Submission - Joint submission to the 2007 Review of the Electronic Funds Transfer (EFT) Code of Conduct to ASIC (May 2007)

Trusted Password Windows and Dynamic Security Skins

In their paper entitled The Battle Against Phishing: Dynamic Security Skins,[56] the authors discuss the development of an extension for the Mozilla web browser which implements two techniques to prevent spoofing of websites.

The first technique involves presenting the end-user with a ‘trusted’ window which is dedicated to the function of username and password entry. The user shares a secret (an image) with the browser and each time the user visits a website where they are required to enter a username and password, they are presented with the trusted window which contains the image. This makes it far easier for the end-user to detect when they have been presented with a spoofed window prompting them to enter their authentication credentials, since a spoof is unlikely to be able to display the image the user expects to see. A further advantage is that the user shares their secret with the web-browser rather than a server. This means that the user need not remember a different shared secret for each website where they need to log-in: the one image can be used for all websites. This reduced burden on the end-user perhaps reduces the likelihood of users lacking motivation to adopt the technology. However this implementation does not protect against spoof servers, since any website can instruct the browser to open the window.
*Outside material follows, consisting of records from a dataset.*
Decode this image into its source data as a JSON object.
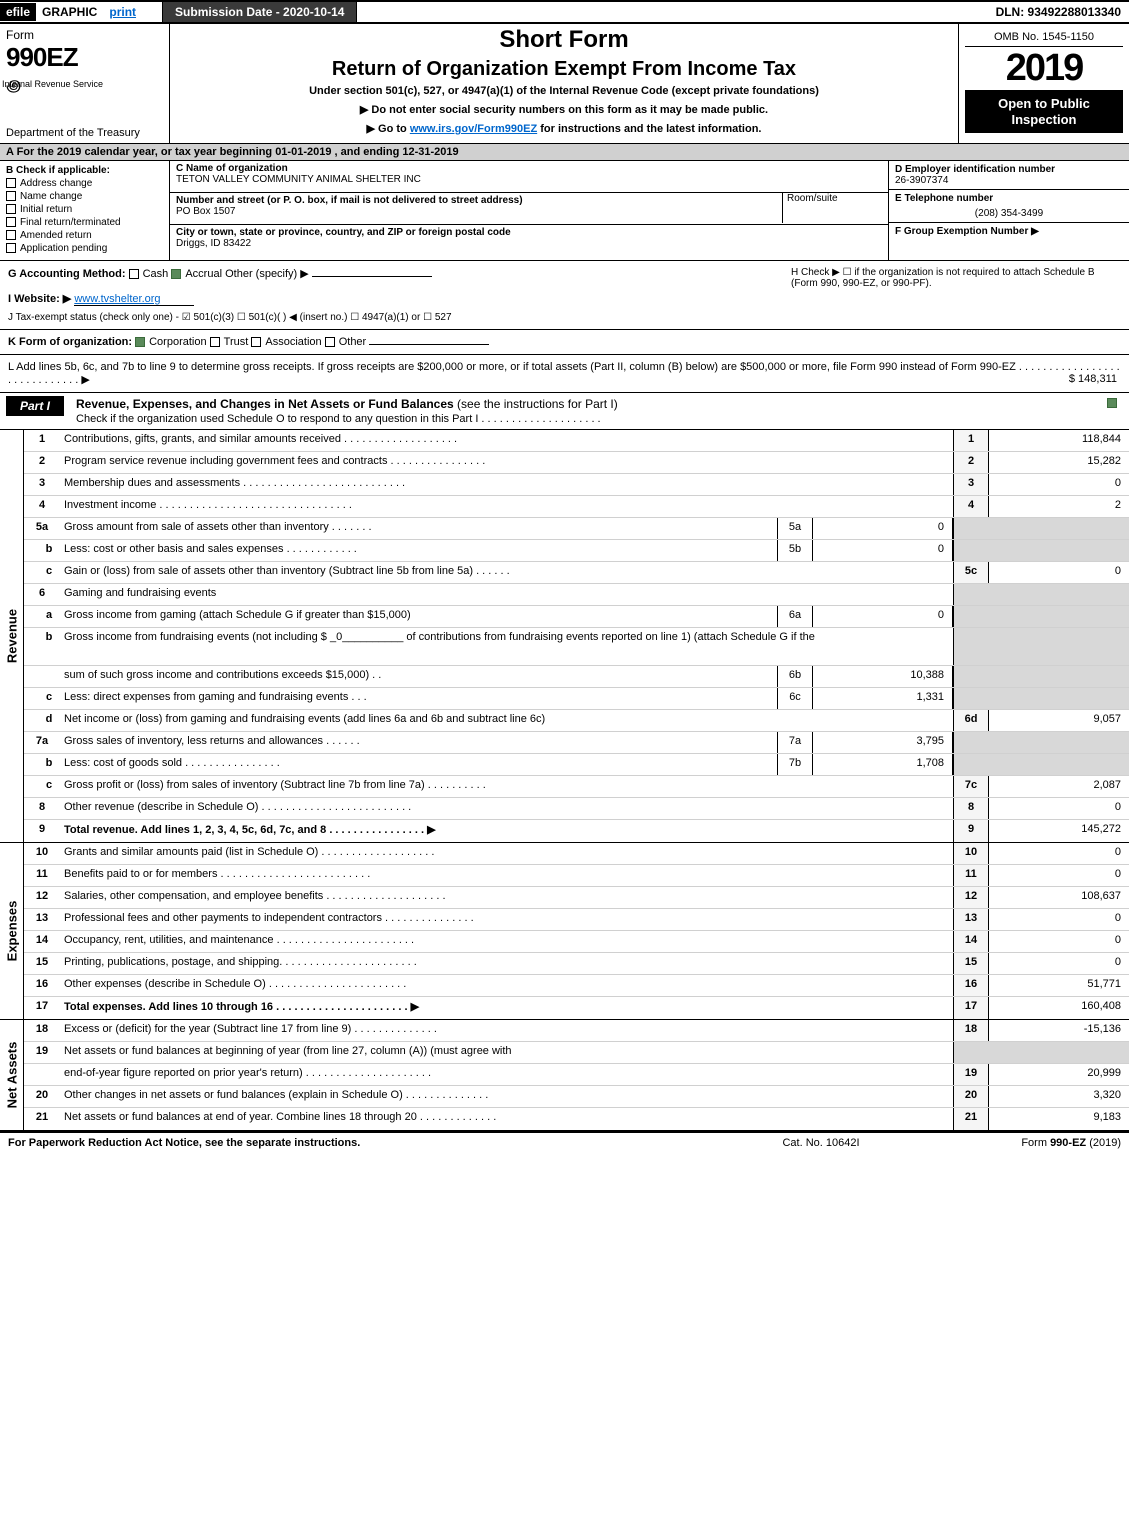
{
  "topbar": {
    "efile": "efile",
    "graphic": "GRAPHIC",
    "print": "print",
    "submission_date_label": "Submission Date - 2020-10-14",
    "dln": "DLN: 93492288013340"
  },
  "header": {
    "form_word": "Form",
    "form_number": "990EZ",
    "dept": "Department of the Treasury",
    "irs": "Internal Revenue Service",
    "short_form": "Short Form",
    "title": "Return of Organization Exempt From Income Tax",
    "subtitle": "Under section 501(c), 527, or 4947(a)(1) of the Internal Revenue Code (except private foundations)",
    "note_ssn": "▶ Do not enter social security numbers on this form as it may be made public.",
    "note_goto_pre": "▶ Go to ",
    "note_goto_link": "www.irs.gov/Form990EZ",
    "note_goto_post": " for instructions and the latest information.",
    "omb": "OMB No. 1545-1150",
    "year": "2019",
    "open": "Open to Public Inspection"
  },
  "period": {
    "text": "A For the 2019 calendar year, or tax year beginning 01-01-2019 , and ending 12-31-2019"
  },
  "block_b": {
    "hdr": "B Check if applicable:",
    "items": [
      "Address change",
      "Name change",
      "Initial return",
      "Final return/terminated",
      "Amended return",
      "Application pending"
    ]
  },
  "block_c": {
    "name_lbl": "C Name of organization",
    "name": "TETON VALLEY COMMUNITY ANIMAL SHELTER INC",
    "street_lbl": "Number and street (or P. O. box, if mail is not delivered to street address)",
    "room_lbl": "Room/suite",
    "street": "PO Box 1507",
    "city_lbl": "City or town, state or province, country, and ZIP or foreign postal code",
    "city": "Driggs, ID  83422"
  },
  "block_d": {
    "ein_lbl": "D Employer identification number",
    "ein": "26-3907374",
    "tel_lbl": "E Telephone number",
    "tel": "(208) 354-3499",
    "group_lbl": "F Group Exemption Number   ▶"
  },
  "g": {
    "label": "G Accounting Method:",
    "cash": "Cash",
    "accrual": "Accrual",
    "other": "Other (specify) ▶"
  },
  "h": {
    "text": "H  Check  ▶  ☐  if the organization is not required to attach Schedule B (Form 990, 990-EZ, or 990-PF)."
  },
  "i": {
    "label": "I Website: ▶",
    "value": "www.tvshelter.org"
  },
  "j": {
    "text": "J Tax-exempt status (check only one) - ☑ 501(c)(3) ☐  501(c)(   ) ◀ (insert no.) ☐  4947(a)(1) or ☐  527"
  },
  "k": {
    "label": "K Form of organization:",
    "corp": "Corporation",
    "trust": "Trust",
    "assoc": "Association",
    "other": "Other"
  },
  "l": {
    "text": "L Add lines 5b, 6c, and 7b to line 9 to determine gross receipts. If gross receipts are $200,000 or more, or if total assets (Part II, column (B) below) are $500,000 or more, file Form 990 instead of Form 990-EZ  .  .  .  .  .  .  .  .  .  .  .  .  .  .  .  .  .  .  .  .  .  .  .  .  .  .  .  .  .  ▶",
    "amount": "$ 148,311"
  },
  "part1": {
    "label": "Part I",
    "title": "Revenue, Expenses, and Changes in Net Assets or Fund Balances",
    "title_note": "(see the instructions for Part I)",
    "check_note": "Check if the organization used Schedule O to respond to any question in this Part I  .  .  .  .  .  .  .  .  .  .  .  .  .  .  .  .  .  .  .  ."
  },
  "revenue_label": "Revenue",
  "expense_label": "Expenses",
  "netassets_label": "Net Assets",
  "lines_revenue": [
    {
      "no": "1",
      "text": "Contributions, gifts, grants, and similar amounts received  .  .  .  .  .  .  .  .  .  .  .  .  .  .  .  .  .  .  .",
      "end_no": "1",
      "end_val": "118,844"
    },
    {
      "no": "2",
      "text": "Program service revenue including government fees and contracts  .  .  .  .  .  .  .  .  .  .  .  .  .  .  .  .",
      "end_no": "2",
      "end_val": "15,282"
    },
    {
      "no": "3",
      "text": "Membership dues and assessments  .  .  .  .  .  .  .  .  .  .  .  .  .  .  .  .  .  .  .  .  .  .  .  .  .  .  .",
      "end_no": "3",
      "end_val": "0"
    },
    {
      "no": "4",
      "text": "Investment income  .  .  .  .  .  .  .  .  .  .  .  .  .  .  .  .  .  .  .  .  .  .  .  .  .  .  .  .  .  .  .  .",
      "end_no": "4",
      "end_val": "2"
    },
    {
      "no": "5a",
      "text": "Gross amount from sale of assets other than inventory  .  .  .  .  .  .  .",
      "mid_no": "5a",
      "mid_val": "0",
      "end_blank": true
    },
    {
      "no": "b",
      "sub": true,
      "text": "Less: cost or other basis and sales expenses  .  .  .  .  .  .  .  .  .  .  .  .",
      "mid_no": "5b",
      "mid_val": "0",
      "end_blank": true
    },
    {
      "no": "c",
      "sub": true,
      "text": "Gain or (loss) from sale of assets other than inventory (Subtract line 5b from line 5a)  .  .  .  .  .  .",
      "end_no": "5c",
      "end_val": "0"
    },
    {
      "no": "6",
      "text": "Gaming and fundraising events",
      "end_blank": true,
      "no_mid": true
    },
    {
      "no": "a",
      "sub": true,
      "text": "Gross income from gaming (attach Schedule G if greater than $15,000)",
      "mid_no": "6a",
      "mid_val": "0",
      "end_blank": true
    },
    {
      "no": "b",
      "sub": true,
      "text": "Gross income from fundraising events (not including $ _0__________ of contributions from fundraising events reported on line 1) (attach Schedule G if the",
      "no_mid": true,
      "end_blank": true,
      "tall": true
    },
    {
      "no": "",
      "sub": true,
      "text": "sum of such gross income and contributions exceeds $15,000)    .  .",
      "mid_no": "6b",
      "mid_val": "10,388",
      "end_blank": true
    },
    {
      "no": "c",
      "sub": true,
      "text": "Less: direct expenses from gaming and fundraising events      .  .  .",
      "mid_no": "6c",
      "mid_val": "1,331",
      "end_blank": true
    },
    {
      "no": "d",
      "sub": true,
      "text": "Net income or (loss) from gaming and fundraising events (add lines 6a and 6b and subtract line 6c)",
      "end_no": "6d",
      "end_val": "9,057"
    },
    {
      "no": "7a",
      "text": "Gross sales of inventory, less returns and allowances  .  .  .  .  .  .",
      "mid_no": "7a",
      "mid_val": "3,795",
      "end_blank": true
    },
    {
      "no": "b",
      "sub": true,
      "text": "Less: cost of goods sold       .  .  .  .  .  .  .  .  .  .  .  .  .  .  .  .",
      "mid_no": "7b",
      "mid_val": "1,708",
      "end_blank": true
    },
    {
      "no": "c",
      "sub": true,
      "text": "Gross profit or (loss) from sales of inventory (Subtract line 7b from line 7a)  .  .  .  .  .  .  .  .  .  .",
      "end_no": "7c",
      "end_val": "2,087"
    },
    {
      "no": "8",
      "text": "Other revenue (describe in Schedule O)  .  .  .  .  .  .  .  .  .  .  .  .  .  .  .  .  .  .  .  .  .  .  .  .  .",
      "end_no": "8",
      "end_val": "0"
    },
    {
      "no": "9",
      "text": "Total revenue. Add lines 1, 2, 3, 4, 5c, 6d, 7c, and 8   .  .  .  .  .  .  .  .  .  .  .  .  .  .  .  .      ▶",
      "end_no": "9",
      "end_val": "145,272",
      "bold": true
    }
  ],
  "lines_expenses": [
    {
      "no": "10",
      "text": "Grants and similar amounts paid (list in Schedule O)   .  .  .  .  .  .  .  .  .  .  .  .  .  .  .  .  .  .  .",
      "end_no": "10",
      "end_val": "0"
    },
    {
      "no": "11",
      "text": "Benefits paid to or for members      .  .  .  .  .  .  .  .  .  .  .  .  .  .  .  .  .  .  .  .  .  .  .  .  .",
      "end_no": "11",
      "end_val": "0"
    },
    {
      "no": "12",
      "text": "Salaries, other compensation, and employee benefits .  .  .  .  .  .  .  .  .  .  .  .  .  .  .  .  .  .  .  .",
      "end_no": "12",
      "end_val": "108,637"
    },
    {
      "no": "13",
      "text": "Professional fees and other payments to independent contractors  .  .  .  .  .  .  .  .  .  .  .  .  .  .  .",
      "end_no": "13",
      "end_val": "0"
    },
    {
      "no": "14",
      "text": "Occupancy, rent, utilities, and maintenance .  .  .  .  .  .  .  .  .  .  .  .  .  .  .  .  .  .  .  .  .  .  .",
      "end_no": "14",
      "end_val": "0"
    },
    {
      "no": "15",
      "text": "Printing, publications, postage, and shipping.  .  .  .  .  .  .  .  .  .  .  .  .  .  .  .  .  .  .  .  .  .  .",
      "end_no": "15",
      "end_val": "0"
    },
    {
      "no": "16",
      "text": "Other expenses (describe in Schedule O)     .  .  .  .  .  .  .  .  .  .  .  .  .  .  .  .  .  .  .  .  .  .  .",
      "end_no": "16",
      "end_val": "51,771"
    },
    {
      "no": "17",
      "text": "Total expenses. Add lines 10 through 16     .  .  .  .  .  .  .  .  .  .  .  .  .  .  .  .  .  .  .  .  .  .    ▶",
      "end_no": "17",
      "end_val": "160,408",
      "bold": true
    }
  ],
  "lines_netassets": [
    {
      "no": "18",
      "text": "Excess or (deficit) for the year (Subtract line 17 from line 9)        .  .  .  .  .  .  .  .  .  .  .  .  .  .",
      "end_no": "18",
      "end_val": "-15,136"
    },
    {
      "no": "19",
      "text": "Net assets or fund balances at beginning of year (from line 27, column (A)) (must agree with",
      "no_end": true,
      "end_blank": true
    },
    {
      "no": "",
      "text": "end-of-year figure reported on prior year's return) .  .  .  .  .  .  .  .  .  .  .  .  .  .  .  .  .  .  .  .  .",
      "end_no": "19",
      "end_val": "20,999"
    },
    {
      "no": "20",
      "text": "Other changes in net assets or fund balances (explain in Schedule O) .  .  .  .  .  .  .  .  .  .  .  .  .  .",
      "end_no": "20",
      "end_val": "3,320"
    },
    {
      "no": "21",
      "text": "Net assets or fund balances at end of year. Combine lines 18 through 20 .  .  .  .  .  .  .  .  .  .  .  .  .",
      "end_no": "21",
      "end_val": "9,183"
    }
  ],
  "footer": {
    "left": "For Paperwork Reduction Act Notice, see the separate instructions.",
    "mid": "Cat. No. 10642I",
    "right_pre": "Form ",
    "right_form": "990-EZ",
    "right_post": " (2019)"
  }
}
A trusted password window which displays a user’s secret image as the background

The second technique involves applying the Secure Remote Password Protocol (SRP) (discussed at page 52) to generate a ‘dynamic security skin’ that is displayed to the user on any authenticated web pages..

The authors’ plug-in extends SRP by using the hash values exchanged in the last part of the authentication process to enable both the server and client to independently generate an ‘abstract image’ or ‘skin’ using a special algorithm. If both parties have been successfully authenticated, the skins should match. The skin the browser expects to receive can be displayed to the user in the trusted password window. The server will correspondingly display the skin it has generated in any web pages it presents to the user. The user then simply needs to ensure that the skins match in order to ensure they are not interacting with a spoofed version of the website.

[56] Dhamija R and Tygar J D, The Battle Against Phishing: Dynamic Security Skins, Symposium On Usable Privacy and Security, July 2005, <>.